A café for artists and intellectuals, it was frequented in the 18th century  by Voltaire , Diderot and d’Alembert. An active centre during the French Revolution, it remained a meeting place for writers and intellectuals (Musset, Verlaine, Anatole France), political figures ( Gametta ) and all of Paris for a long time. The café attracted authors such as Voltaire and Rousseau, who were regulars there.

The “legend” of the café says that the idea for the Encyclopedia was born there from a conversation between d’Alembert and Diderot, who wrote some of the articles there, and that Benjamin Franklin prepared “the project of an alliance between Louis  XVI and the new Republic” there.  He designed elements of the future Constitution of the United States there (this is probably more legend than historical truth). When Franklin died in 1790, an impromptu funeral service was held in the café in front of his portrait.

The old Procope closed for good in 1890: “The Café Procope has disappeared.
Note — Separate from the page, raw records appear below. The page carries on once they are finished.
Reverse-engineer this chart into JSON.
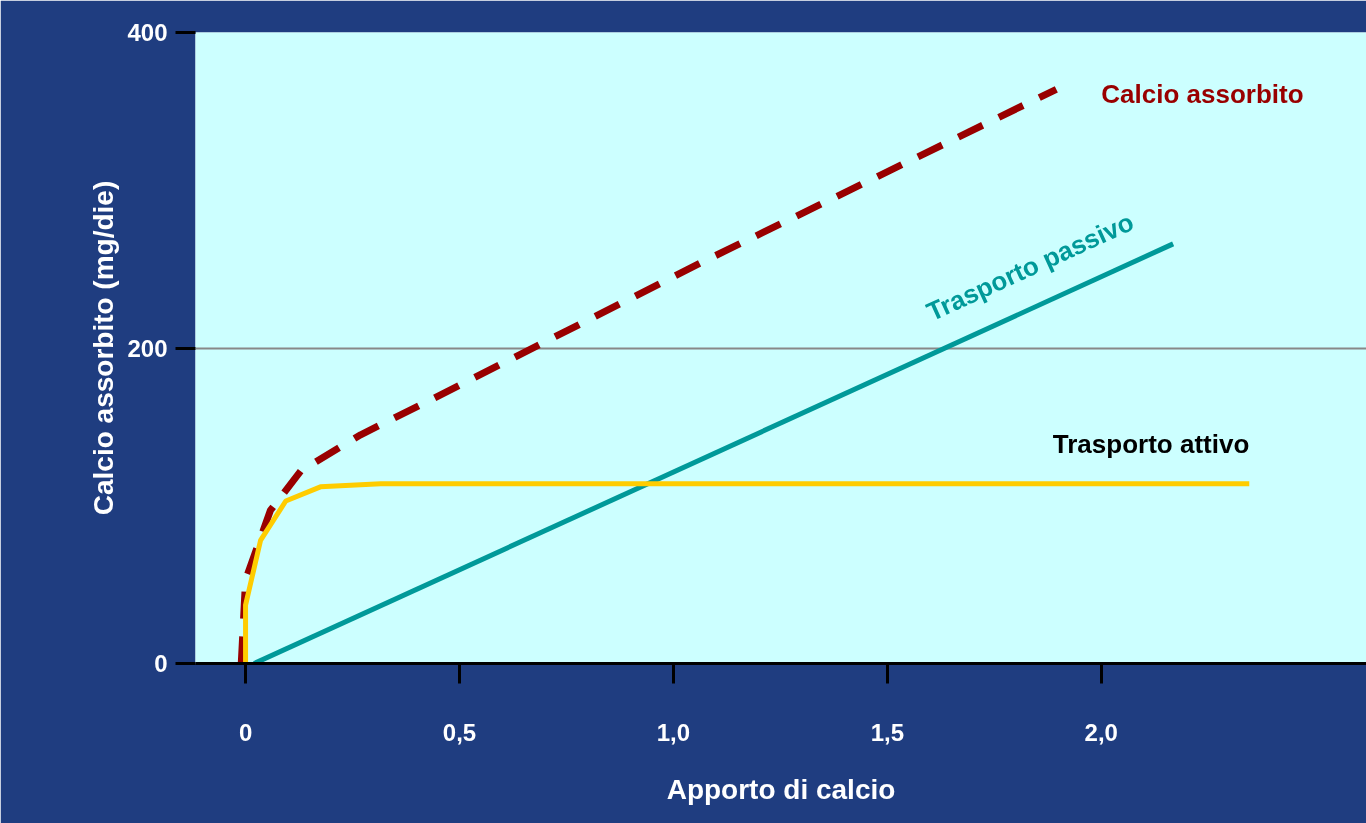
{
  "chart_data": {
    "type": "line",
    "xlabel": "Apporto di calcio",
    "ylabel": "Calcio assorbito (mg/die)",
    "xlim": [
      -0.117,
      2.62
    ],
    "ylim": [
      0,
      400
    ],
    "xticks": [
      {
        "value": 0,
        "label": "0"
      },
      {
        "value": 0.5,
        "label": "0,5"
      },
      {
        "value": 1,
        "label": "1,0"
      },
      {
        "value": 1.5,
        "label": "1,5"
      },
      {
        "value": 2,
        "label": "2,0"
      }
    ],
    "yticks": [
      0,
      200,
      400
    ],
    "grid": "y",
    "series": [
      {
        "name": "Calcio assorbito",
        "color": "#990000",
        "line_style": "dashed",
        "x": [
          -0.01,
          0.0,
          0.058,
          0.129,
          0.269,
          0.41,
          1.064,
          1.895
        ],
        "values": [
          0,
          53,
          97,
          122,
          145,
          164,
          254,
          364
        ]
      },
      {
        "name": "Trasporto passivo",
        "color": "#009999",
        "line_style": "solid",
        "x": [
          0.02,
          2.168
        ],
        "values": [
          0,
          266
        ]
      },
      {
        "name": "Trasporto attivo",
        "color": "#ffcc00",
        "line_style": "solid",
        "x": [
          0.0,
          0.0,
          0.035,
          0.094,
          0.175,
          0.316,
          2.346
        ],
        "values": [
          0,
          37,
          78,
          103,
          112,
          114,
          114
        ]
      }
    ]
  }
}
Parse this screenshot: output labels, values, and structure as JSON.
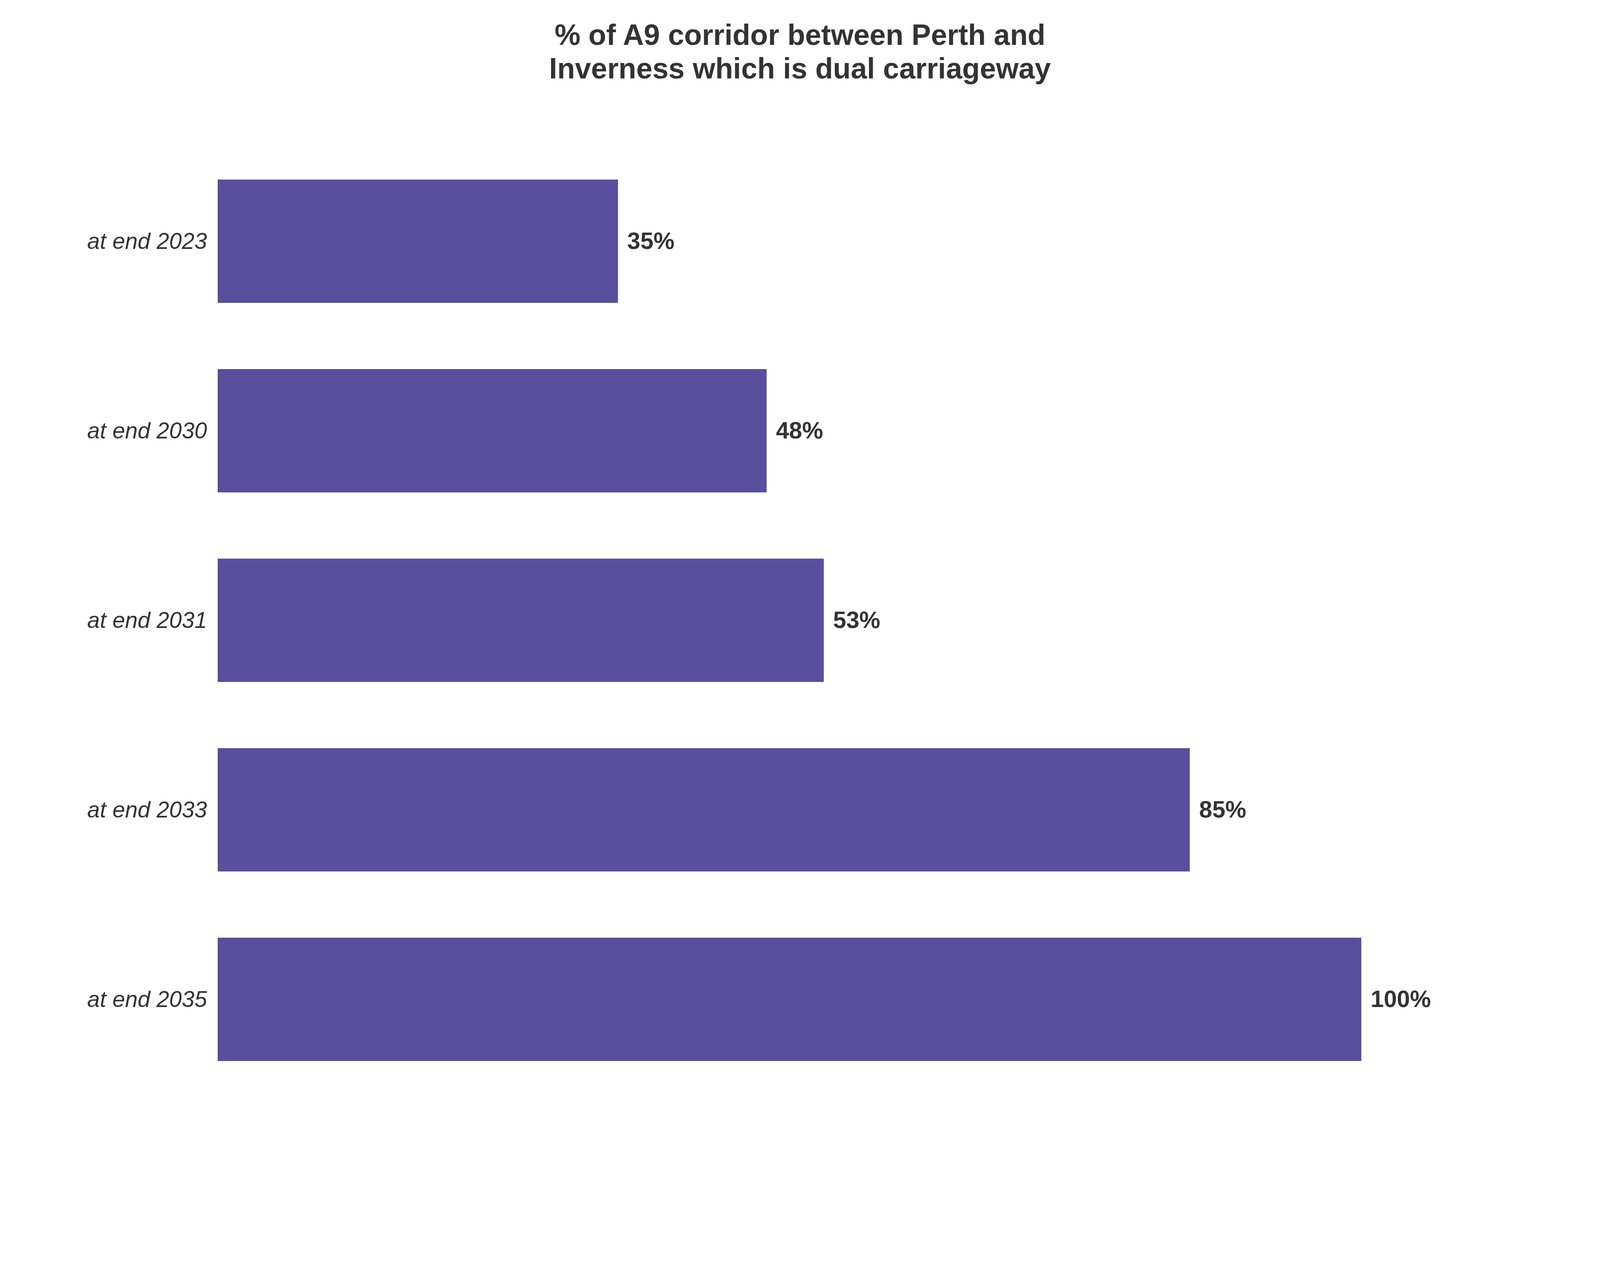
{
  "chart_data": {
    "type": "bar",
    "orientation": "horizontal",
    "title": "% of A9 corridor between Perth and\nInverness which is dual carriageway",
    "categories": [
      "at end 2023",
      "at end 2030",
      "at end 2031",
      "at end 2033",
      "at end 2035"
    ],
    "values": [
      35,
      48,
      53,
      85,
      100
    ],
    "value_labels": [
      "35%",
      "48%",
      "53%",
      "85%",
      "100%"
    ],
    "data_labels": true,
    "color": "#5a4e9e",
    "xlim": [
      0,
      115
    ],
    "tick_labels": "y",
    "grid": false
  }
}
It had a lot of glory, but no money ,” according to Anatole France, writing under the pseudonym Gérôme in L’Univers illustré 16 .

Renovated and expanded in 1957, it became a modern restaurant (with no connection to the original café) operating under the name of the historic café.  To pay tribute to the philosophers of the Age of Enlightenment, the Frères Blanc group, which has owned the café since 1987, launched the Procope des Lumières prize in 2011, designed to reward the author of a political, philosophical or societal essay, written in French and published in bookstores during the current year.